Sort and scan functions take an optional function object used for comparison
and summing of elements. The functor should provide the same interface as, e.g.
std::less
for sorting or std::plus
for summing; additionally, it should
provide a VexCL function for device-side operations.
Here is an example of such an object comparing integer elements in such a way that even elements precede odd ones:
template <typename T>
struct even_first {
#define BODY \
char bit1 = 1 & a; \
char bit2 = 1 & b; \
if (bit1 == bit2) return a < b; \
return bit1 < bit2;
// Device version.
VEX_FUNCTION(bool, device, (int, a)(int, b), BODY);
// Host version.
bool operator()(int a, int b) const { BODY }
#undef BODY
};
Same functor could be created with the help of VEX_DUAL_FUNCTOR
macro, which takes return type, sequence of arguments (similar to the
VEX_FUNCTION
), and the body of the functor:
template <typename T>
struct even_first {
VEX_DUAL_FUNCTOR(bool, (T, a)(T, b),
char bit1 = 1 & a;
char bit2 = 1 & b;
if (bit1 == bit2) return a < b;
return bit1 < bit2;
)
};
Note that VexCL already provides vex::less<T>
,
vex::less_equal<T>
, vex::greater<T>
,
vex::greater_equal<T>
, and vex::plus<T>
.
The need to provide both host-side and device-side parts of the functor comes from the fact that multidevice vectors are first sorted partially on each of the compute devices and then merged on the host.

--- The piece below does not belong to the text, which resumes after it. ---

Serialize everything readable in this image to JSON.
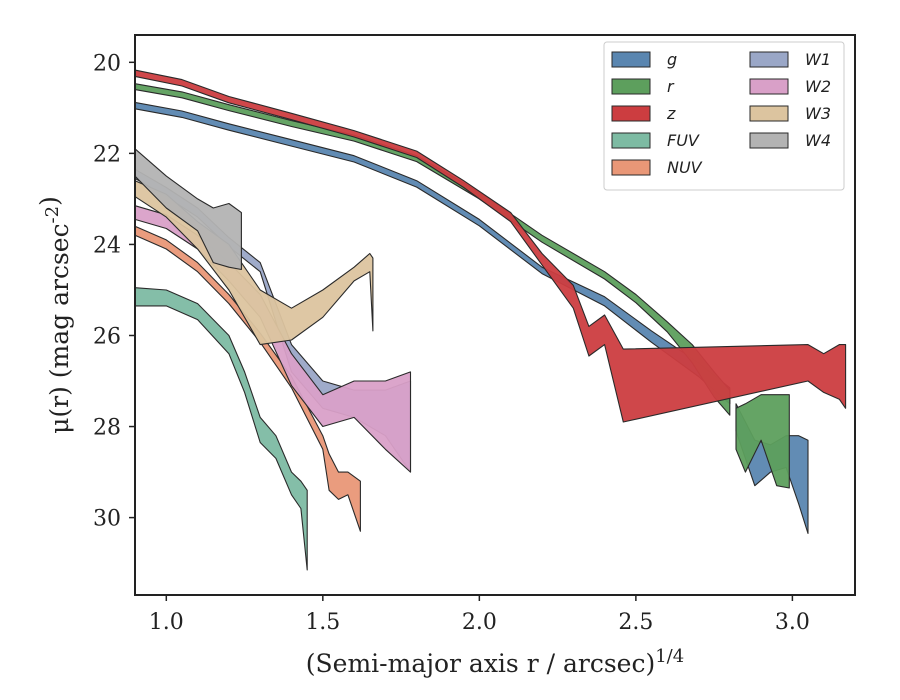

Sorting algorithms may also take tuples of keys/values (in fact, any
Boost.Fusion sequence will do). One will have to explicitly specify the
comparison functor in this case. Both host and device variants of the
comparison functor should take 2n
arguments, where n
is the number of
keys. The first n
arguments correspond to the left set of keys, and the
second n
arguments correspond to the right set of keys. Here is an example
that sorts values by a tuple of two keys:
vex::vector<int> keys1(ctx, n);
vex::vector<float> keys2(ctx, n);
vex::vector<double> vals (ctx, n);
struct {
VEX_FUNCTION(bool, device, (int, a1)(float, a2)(int, b1)(float, b2),
return (a1 == b1) ? (a2 < b2) : (a1 < b1);
);
bool operator()(int a1, float a2, int b1, float b2) const {
return std::make_tuple(a1, a2) < std::make_tuple(b1, b2);
}
} comp;
vex::sort_by_key(std::tie(keys1, keys2), vals, comp);
::
inclusive_scan
(vector<T> const &input, vector<T> &output, T init, Oper oper)Inclusive scan.
::
exclusive_scan
(vector<T> const &input, vector<T> &output, T init, Oper oper)Exclusive scan.
::
inclusive_scan_by_key
(K &&keys, const vector<V> &ivals, vector<V> &ovals, Comp comp, Oper oper, V init = V())Inclusive scan by key.
::
exclusive_scan_by_key
(K &&keys, const vector<V> &ivals, vector<V> &ovals, Comp comp, Oper oper, V init = V())Exclusive scan by key.
::
sort
(K &&keys, Comp comp)Sorts the vector into ascending order.
::
sort_by_key
(K &&keys, V &&vals, Comp comp)Sorts the elements in keys and values into ascending key order.
VEX_DUAL_FUNCTOR
(type, args, ...)¶Defines both device and host versions of a function call operator.
The intended use is the creation of comparison and reduction functors for use with scan/sort/reduce algorithms.
Example:
template <typename T>
struct less {
VEX_DUAL_FUNCTOR(bool, (T, a)(T, b),
return a < b;
)
};
less
: public std::less<T>¶Function object class for less-than inequality comparison.
The need for host-side and device-side parts comes from the fact that vectors are partially sorted on device and then final merge step is done on host.
less_equal
: public std::less_equal<T>¶Function object class for less-than-or-equal inequality comparison.
greater
: public std::greater<T>¶Function object class for greater-than inequality comparison.
greater_equal
: public std::greater_equal<T>¶Function object class for greater-than-or-equal inequality comparison.
plus
: public std::plus<T>¶Binary function object class whose call returns the result of adding its two arguments.